Distributable cash flow for the quarter declined 1% to $304.4 million when compared to a year ago, while net income dropped, a drop from $308.3 million in the prior-year period. Net income attributable to the partnership was $121.2 million, down 20% from $151.4 million a year earlier.

The continued uncertainty over Western Midstream's ownership and future, coupled with earnings below expectations, was enough to help push Western Midstream units down 7% to close at $20.80 per unit in twice the normal volume of trades Nov. 5.

Western Midstream executives said the MLP would not be affected by Occidental's plan to cut spending 40% in 2020 as they expected any loss of service in one area, such as gas processing, would be made up in other areas, such as removing produced wastewater. Company executives said they expect to increase EBITDA 10% in 2020 while cutting capital spending 25%.

"Our takeaway is that [Occidental's] volume growth will be in areas where [Western Midstream] operates and at this time there does not appear to be an issue from a cost of service perspective," UBS Securities LLC analyst Shneur Gershuni told his clients before the call. "Given the amount of uncertainty post [Occidental-Anadarko] merger and [Western Midstream's] disappointing update last quarter, we would expect investors to express some relief at the plus-10% guide that was roughly in-line with consensus."

Natural gas throughput increased 6% over the same quarter last year to 4.2 Bcf/d but was 2% below the second quarter of this year, Western Midstream said. Oil, NGL and produced water throughput increased 28% over the third quarter of last year to 1.2 million barrels per day, reflective of the crude boom in the Permian.
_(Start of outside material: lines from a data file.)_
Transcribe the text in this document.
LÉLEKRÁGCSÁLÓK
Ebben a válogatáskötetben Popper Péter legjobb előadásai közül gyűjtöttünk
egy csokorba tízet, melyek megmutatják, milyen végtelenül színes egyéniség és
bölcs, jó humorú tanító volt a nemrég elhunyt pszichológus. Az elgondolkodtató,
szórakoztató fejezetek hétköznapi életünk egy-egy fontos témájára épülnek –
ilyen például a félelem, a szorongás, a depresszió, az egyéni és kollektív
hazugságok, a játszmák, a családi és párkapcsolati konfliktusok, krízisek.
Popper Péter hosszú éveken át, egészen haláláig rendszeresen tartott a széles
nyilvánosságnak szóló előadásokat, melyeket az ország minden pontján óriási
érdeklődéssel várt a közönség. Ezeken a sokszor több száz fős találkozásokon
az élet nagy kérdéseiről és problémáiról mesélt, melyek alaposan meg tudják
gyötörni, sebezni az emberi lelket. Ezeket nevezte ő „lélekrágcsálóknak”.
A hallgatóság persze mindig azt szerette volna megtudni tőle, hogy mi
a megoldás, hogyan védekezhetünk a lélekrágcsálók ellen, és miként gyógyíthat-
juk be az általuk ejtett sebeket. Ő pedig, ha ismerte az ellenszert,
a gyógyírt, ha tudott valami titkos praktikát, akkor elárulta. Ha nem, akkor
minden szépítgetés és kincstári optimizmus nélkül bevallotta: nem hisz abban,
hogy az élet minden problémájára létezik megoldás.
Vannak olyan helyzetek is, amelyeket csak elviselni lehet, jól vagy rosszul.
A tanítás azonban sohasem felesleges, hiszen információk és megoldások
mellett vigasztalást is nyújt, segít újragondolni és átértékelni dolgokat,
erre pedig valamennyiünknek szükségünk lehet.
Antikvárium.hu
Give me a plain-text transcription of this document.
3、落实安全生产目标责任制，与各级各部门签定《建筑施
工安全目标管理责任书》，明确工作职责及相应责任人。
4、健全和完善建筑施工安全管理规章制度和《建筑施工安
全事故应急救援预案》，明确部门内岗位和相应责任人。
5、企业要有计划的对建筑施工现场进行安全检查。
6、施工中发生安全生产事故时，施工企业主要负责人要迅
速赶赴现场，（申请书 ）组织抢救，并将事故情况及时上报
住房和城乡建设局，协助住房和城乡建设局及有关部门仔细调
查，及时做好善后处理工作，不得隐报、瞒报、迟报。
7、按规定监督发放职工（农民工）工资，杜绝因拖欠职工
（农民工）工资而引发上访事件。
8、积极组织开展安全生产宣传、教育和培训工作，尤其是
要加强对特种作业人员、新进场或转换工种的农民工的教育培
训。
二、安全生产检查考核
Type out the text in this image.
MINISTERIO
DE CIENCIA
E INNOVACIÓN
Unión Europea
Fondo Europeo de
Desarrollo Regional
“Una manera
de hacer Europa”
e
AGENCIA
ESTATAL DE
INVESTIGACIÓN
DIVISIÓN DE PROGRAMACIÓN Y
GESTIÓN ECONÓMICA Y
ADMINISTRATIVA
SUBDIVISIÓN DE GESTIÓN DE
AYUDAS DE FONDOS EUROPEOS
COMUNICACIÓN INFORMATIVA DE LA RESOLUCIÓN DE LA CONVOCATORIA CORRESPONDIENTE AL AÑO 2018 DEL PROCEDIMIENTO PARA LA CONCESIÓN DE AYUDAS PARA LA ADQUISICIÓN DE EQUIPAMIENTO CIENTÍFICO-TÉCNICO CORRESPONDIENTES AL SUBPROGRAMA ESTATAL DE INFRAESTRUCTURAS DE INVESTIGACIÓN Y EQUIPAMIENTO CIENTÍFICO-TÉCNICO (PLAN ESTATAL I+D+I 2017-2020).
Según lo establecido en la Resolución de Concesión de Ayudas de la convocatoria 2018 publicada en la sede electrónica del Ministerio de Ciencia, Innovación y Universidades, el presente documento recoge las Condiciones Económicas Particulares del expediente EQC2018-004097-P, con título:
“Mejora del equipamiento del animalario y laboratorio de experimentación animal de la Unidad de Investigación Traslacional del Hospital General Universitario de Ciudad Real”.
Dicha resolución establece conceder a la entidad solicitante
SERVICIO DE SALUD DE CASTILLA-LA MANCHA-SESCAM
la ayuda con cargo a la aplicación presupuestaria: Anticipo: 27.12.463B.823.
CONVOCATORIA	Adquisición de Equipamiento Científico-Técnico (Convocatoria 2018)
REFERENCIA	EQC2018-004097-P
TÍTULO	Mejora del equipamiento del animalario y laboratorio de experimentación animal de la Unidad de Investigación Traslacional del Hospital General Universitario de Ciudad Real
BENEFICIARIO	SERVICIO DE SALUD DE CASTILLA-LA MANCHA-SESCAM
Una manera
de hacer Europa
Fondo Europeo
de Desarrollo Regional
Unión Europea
"Delaware [Basin, a Permian field] crude, natural gas and water volumes saw significant quarter-over-quarter rebound following uptick in well-connects," analysts at energy investment bank Tudor Pickering Holt & Co. said Nov. 5.

Analysts agreed that the capital Western did spend in 2020 would be used to further align its midstream systems to Occidental's upstream efforts as opposed to Anadarko's old plans for growth.